16. The Past

The Past

TJ

Everything is blurry.

There’s a pounding in my head. I rub my eyes and pull myself up to a seated position.

The room is dark. Tarps hanging from the ceiling surround me, ladders and buckets scattered throughout the room. A chilly breeze blows against my skin from a broken window.

Warm wetness covers my hand as I push off the ground. White, chunky vomit. I look down and my shirt’s covered in it. The downside to heroin.

My clean hand flies to my pocket, but it’s empty. I won the fight tonight, so there should be a few hundred bucks in there. I check my other pocket. Nothing but lint.

After the fight, I fucked a hot brunette. Then she’d asked if we could shoot up together. Sonofabitch. She robbed me.

I tear my shirt over my head and wipe the puke from my hand and around my mouth. Once I step outside, I make my way to my favorite restaurant. Their steaks are the best, and I’m hankering for one now that my stomach is empty.

I turn the corner and walk halfway down the alley. Raising my swollen knuckles to the door, I knock. One of the bus boys opens and holds up his index finger. I lean against the bricks and wait. In a few minutes, he reopens the door and hands me a plate: one half-eaten steak with mashed potatoes and two pieces of broccoli left. Jackpot. I devour the leftovers and leave the dish on the ground in the alley. Free meals, compliments of being Bobby’s friend.

“I thought that was you.”

I spin around and come face to face with Reggie.

“Dumpster diving, TJ?” His tongue clicks against the roof of his mouth. “You’re really living large.”

“Fuck you.” I shoulder past him, but he catches my wrist.

“You don’t have to go down this path.”

“There is no other path for me. I don’t have a choice.”

“Do you really believe that?”

“You don’t fucking get it.” I flick his fancy silk tie. “You get to wear expensive suits and dine at restaurants with linen napkins and shit. You go home to a warm bed every night. Probably have a wife and kids. You don’t know shit about what it’s like for people like me.”

“People like you are the same as people like me. The only difference is I didn’t give up when life got shitty. I kept fighting.”

I laugh. “I’d love to hear this one. Please, tell me how the man in the suit and tie who owns his own business is just like the homeless kid who wakes up in a puddle of his own vomit each day.”

Darkness shadows over Reggie’s expression. “You make assumptions about my life based on what you see, but you didn’t see my struggle. You don’t know the pain I’ve been through. I’ve had to claw my way through hell to get where I am today.” His voice is low, menacing, and his coal eyes glisten in the light of the moon. “I had a wife and a son. Did you catch that? Had. My boy was a lot like you. Sex, drugs and alcohol. If it could kill him, he’d sample it.

“I tried to get a handle on him. I tried to help. But he didn’t want my help. Everything I did only pushed him further away. We fought all the time. I didn’t have the heart to kick him out though. I thought that would only solidify his fate. And you don’t give up on family, you know?”

No, I wouldn’t know anything about that. My family gave up on me a long time ago. But he’s got my attention.

“One day, after I found cocaine in his room, we got into it. He took his keys and stormed out of the house. About a half-hour later, I got a call. My son had gotten into an accident. He ran a red light at a busy intersection and got into a head-on collision with a woman in a Toyota.”

“What happened?”

“He went through the windshield, wasn’t wearing his seatbelt. He died before the ambulance got there. The woman he hit died on impact. At least that’s what they told me.” Reggie exhales and his shoulders drop. “My wife drove a Toyota.”
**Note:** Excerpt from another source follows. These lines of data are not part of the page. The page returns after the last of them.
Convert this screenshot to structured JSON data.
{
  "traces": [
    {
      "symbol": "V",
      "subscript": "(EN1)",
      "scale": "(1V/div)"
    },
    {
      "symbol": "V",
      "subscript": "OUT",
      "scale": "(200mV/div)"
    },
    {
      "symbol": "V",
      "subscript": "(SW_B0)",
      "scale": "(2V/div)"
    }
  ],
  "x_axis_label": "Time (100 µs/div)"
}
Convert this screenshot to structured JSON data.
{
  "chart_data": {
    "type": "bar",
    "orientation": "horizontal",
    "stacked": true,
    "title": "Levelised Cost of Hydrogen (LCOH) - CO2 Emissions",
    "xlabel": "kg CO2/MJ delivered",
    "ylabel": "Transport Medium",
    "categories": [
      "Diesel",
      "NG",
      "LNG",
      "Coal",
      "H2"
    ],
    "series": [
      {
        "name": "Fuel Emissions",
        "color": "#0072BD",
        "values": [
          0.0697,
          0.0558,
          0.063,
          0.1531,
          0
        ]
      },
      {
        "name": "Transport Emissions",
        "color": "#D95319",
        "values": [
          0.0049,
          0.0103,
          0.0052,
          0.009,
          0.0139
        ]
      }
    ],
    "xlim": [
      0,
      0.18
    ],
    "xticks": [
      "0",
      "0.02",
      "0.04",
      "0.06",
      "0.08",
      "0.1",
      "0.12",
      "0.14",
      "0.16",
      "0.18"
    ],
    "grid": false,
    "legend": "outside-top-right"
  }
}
My stomach clenches and I feel like I’m going to throw up again.

“I didn’t put two and two together at first. I was too busy driving to the scene of the accident and trying to get a hold of my wife. She should’ve been on her way home from work but she wasn’t answering her cell.” His voice shakes. “When I finally got through the crowd, I recognized her car.”

Something cracks open inside me. Wide open. All my emotions flood me at once. His son killed his own mother. And it was an accident. A senseless accident. All because a kid made a mistake.

“So that’s why you want to help me,” I say. “Because you couldn’t save your son.”

“Everything happens for a reason. Those reasons don’t always get revealed to us. But you were in my office and we crossed paths for a reason. Maybe I’m crazy for trying to help a stranger, but I’d feel crazy if I didn’t try.” Reggie grips my shoulder. “I know I can help you. I know it. All you need to do is try.”